From the recent studies, TAUS has an overall diagnostic accuracy of 67.5% with a sensitivity and specificity range from 75% to 89% and 90% to 99% for the diagnosis of pancreatic cancer, respectively. Its primary limitation is the dependence on the patient’s condition and the operator’s skill^28,34.

Computed tomography

Often referred to as a CT scan, this is a less-invasive procedure commonly used for the initial assessment of pancreatic malignancies. Because it provides detailed cross-sectional images of the pancreas and surrounding organs, it aids in the more accurate diagnosis of tumour unresectability^31,33. According to Kato, S., & Honda, K. (2020), the CT scan-based detection of PDAC has 90% sensitivity, 87% specificity, and an accuracy of 89%^28,30. While the CT scan is more efficient and accessible than an MRI, it is unlikely to identify small pancreatic tumours or iso-attenuating PDACs with indistinct borders. Nonetheless, in clinical practice, CT scans such as the multidetector CT model are still the approach of choice most widely available for detecting and staging pancreatic cancer^33,34. Furthermore, even though CT scans are less invasive since they require radiation, they become more invasive when contrast agents are used, which may be harmful to the patients³⁵.

MRI

Although this approach is non-invasive, it costs more than a CT scan. Due to its comprehensive pictures, it may help in the detection and accurate staging of pancreatic tumours and aid in assessing the local dissemination through possible venous and arterial vascular invasion. It can also be used to detect metastases, particularly hepatic and peritoneal metastases that are not detectable with a CT scan. Therefore, MRI is more accurate than CT to detect pancreatic lesions^27,30,33. Additionally, MRI can use a variety of imaging techniques to measure tissue microstructures and view the internal structure of the pancreatic ducts, which may help identify indirect hallmarks of pancreatic cancer as duct dilatation^28,31.

The reported sensitivity of MRI for the detection of PDAC is at 93%, whereas the specificity and accuracy were 89% and 90%, respectively, which is relatively high compared to the CT scan and the EUS. However, people who have implants and claustrophobia may find the MRI challenging^28,33. As one of its limitations, even at a higher resolution, MRI cannot depict small PDAC tumours⁴².
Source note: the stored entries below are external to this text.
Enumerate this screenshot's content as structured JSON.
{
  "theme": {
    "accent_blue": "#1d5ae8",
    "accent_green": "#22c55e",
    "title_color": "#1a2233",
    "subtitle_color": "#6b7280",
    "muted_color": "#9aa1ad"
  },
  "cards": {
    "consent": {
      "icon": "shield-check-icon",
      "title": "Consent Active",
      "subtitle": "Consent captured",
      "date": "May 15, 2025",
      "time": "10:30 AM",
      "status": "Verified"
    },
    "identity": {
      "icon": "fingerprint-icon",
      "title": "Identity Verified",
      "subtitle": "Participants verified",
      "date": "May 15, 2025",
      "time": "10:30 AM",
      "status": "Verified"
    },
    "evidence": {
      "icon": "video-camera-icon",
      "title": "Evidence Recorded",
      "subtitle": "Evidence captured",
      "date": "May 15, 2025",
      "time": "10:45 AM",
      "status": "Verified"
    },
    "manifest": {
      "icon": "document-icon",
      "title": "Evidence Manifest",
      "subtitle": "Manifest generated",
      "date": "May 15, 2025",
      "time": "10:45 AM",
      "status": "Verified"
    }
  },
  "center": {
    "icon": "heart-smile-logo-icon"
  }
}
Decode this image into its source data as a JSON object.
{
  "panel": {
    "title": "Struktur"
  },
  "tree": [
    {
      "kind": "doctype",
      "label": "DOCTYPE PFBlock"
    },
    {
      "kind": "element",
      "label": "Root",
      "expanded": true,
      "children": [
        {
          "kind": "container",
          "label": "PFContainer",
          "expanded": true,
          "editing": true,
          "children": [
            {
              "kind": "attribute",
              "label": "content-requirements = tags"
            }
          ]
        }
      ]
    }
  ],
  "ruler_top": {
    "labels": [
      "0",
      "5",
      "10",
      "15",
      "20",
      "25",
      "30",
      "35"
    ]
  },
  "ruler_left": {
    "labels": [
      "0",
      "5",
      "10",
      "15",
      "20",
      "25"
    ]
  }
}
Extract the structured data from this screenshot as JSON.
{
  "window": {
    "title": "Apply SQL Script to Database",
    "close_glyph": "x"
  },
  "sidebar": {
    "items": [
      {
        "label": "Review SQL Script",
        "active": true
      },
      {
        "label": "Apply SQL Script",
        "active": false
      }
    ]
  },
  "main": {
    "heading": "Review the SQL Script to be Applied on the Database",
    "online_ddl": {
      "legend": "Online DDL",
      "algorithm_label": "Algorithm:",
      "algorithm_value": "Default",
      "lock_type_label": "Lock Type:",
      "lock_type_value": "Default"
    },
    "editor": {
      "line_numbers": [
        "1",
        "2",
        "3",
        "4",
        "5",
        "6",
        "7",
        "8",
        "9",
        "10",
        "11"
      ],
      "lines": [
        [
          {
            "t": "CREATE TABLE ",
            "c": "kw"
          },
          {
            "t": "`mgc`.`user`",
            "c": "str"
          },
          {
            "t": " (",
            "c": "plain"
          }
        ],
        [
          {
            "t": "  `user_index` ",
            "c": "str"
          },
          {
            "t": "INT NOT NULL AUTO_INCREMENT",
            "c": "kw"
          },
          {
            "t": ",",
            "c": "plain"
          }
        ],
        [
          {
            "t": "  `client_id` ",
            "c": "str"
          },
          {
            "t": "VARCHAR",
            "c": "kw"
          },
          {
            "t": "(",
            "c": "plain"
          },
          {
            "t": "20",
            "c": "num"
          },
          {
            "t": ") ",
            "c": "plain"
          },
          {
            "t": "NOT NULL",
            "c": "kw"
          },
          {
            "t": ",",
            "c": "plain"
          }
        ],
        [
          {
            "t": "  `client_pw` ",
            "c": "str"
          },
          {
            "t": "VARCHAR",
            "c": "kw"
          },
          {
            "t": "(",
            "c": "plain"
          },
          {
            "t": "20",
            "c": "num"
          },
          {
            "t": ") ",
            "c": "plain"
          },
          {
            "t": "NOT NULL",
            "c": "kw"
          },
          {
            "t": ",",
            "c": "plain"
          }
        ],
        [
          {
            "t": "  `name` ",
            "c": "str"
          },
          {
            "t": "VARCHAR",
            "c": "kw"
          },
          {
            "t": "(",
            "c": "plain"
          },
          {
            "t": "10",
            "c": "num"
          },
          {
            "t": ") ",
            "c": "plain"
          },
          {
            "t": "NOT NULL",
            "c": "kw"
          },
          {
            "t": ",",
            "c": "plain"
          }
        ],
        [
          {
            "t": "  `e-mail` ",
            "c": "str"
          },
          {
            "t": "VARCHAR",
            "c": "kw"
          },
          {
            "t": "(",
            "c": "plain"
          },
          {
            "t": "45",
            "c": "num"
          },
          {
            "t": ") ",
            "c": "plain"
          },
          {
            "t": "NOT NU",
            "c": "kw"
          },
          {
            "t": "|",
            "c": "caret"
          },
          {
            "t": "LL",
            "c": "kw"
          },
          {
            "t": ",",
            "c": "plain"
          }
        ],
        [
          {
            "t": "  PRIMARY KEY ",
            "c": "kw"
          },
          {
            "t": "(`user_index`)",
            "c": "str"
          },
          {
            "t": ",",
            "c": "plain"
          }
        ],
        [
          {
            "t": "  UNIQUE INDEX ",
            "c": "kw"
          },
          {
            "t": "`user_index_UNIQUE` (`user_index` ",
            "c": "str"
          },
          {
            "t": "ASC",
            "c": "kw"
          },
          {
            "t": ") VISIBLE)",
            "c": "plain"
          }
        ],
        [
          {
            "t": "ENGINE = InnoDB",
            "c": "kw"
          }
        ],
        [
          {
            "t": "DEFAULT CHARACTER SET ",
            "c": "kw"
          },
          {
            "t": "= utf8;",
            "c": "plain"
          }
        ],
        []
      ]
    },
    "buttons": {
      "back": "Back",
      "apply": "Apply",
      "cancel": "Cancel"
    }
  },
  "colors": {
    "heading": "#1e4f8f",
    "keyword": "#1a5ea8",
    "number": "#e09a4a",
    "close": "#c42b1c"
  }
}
In addition to the above, Nakahiro and colleagues have reported that cross-sectional imaging modalities, including CT scans and MRI, are not effective in detecting high-grade pancreatic intraepithelial neoplasia (PanIN) without invasive carcinoma, also referred to as carcinoma in situ (CIS) at in the early stages which is the primary precursor of PDAC⁴².

Endoscopic ultrasonography

This method involves placing an ultrasonic probe through an endoscope to take precise pictures of the pancreas. Therefore, in addition to using EUS for pathological tissue acquisitions through fine-needle aspiration (FNA) for patients suspected of having a primary pancreatic tumour, it is categorized as an invasive technique and not appropriate for routine follow-up. Its main advantage is the ability to detect small pancreatic tumours (high resolution for small lesions of less than 2 cm at 95.2% compared to TAUS and CT at 52.4% and 42.8%, respectively). However, like the conventional ultrasound, the EUS performance depends on the operator’s skills and cannot help to evaluate solid pancreatic lesions. Its sensitivity and specificity for pancreatic cancer are 72% and 90%, respectively^29,33,34.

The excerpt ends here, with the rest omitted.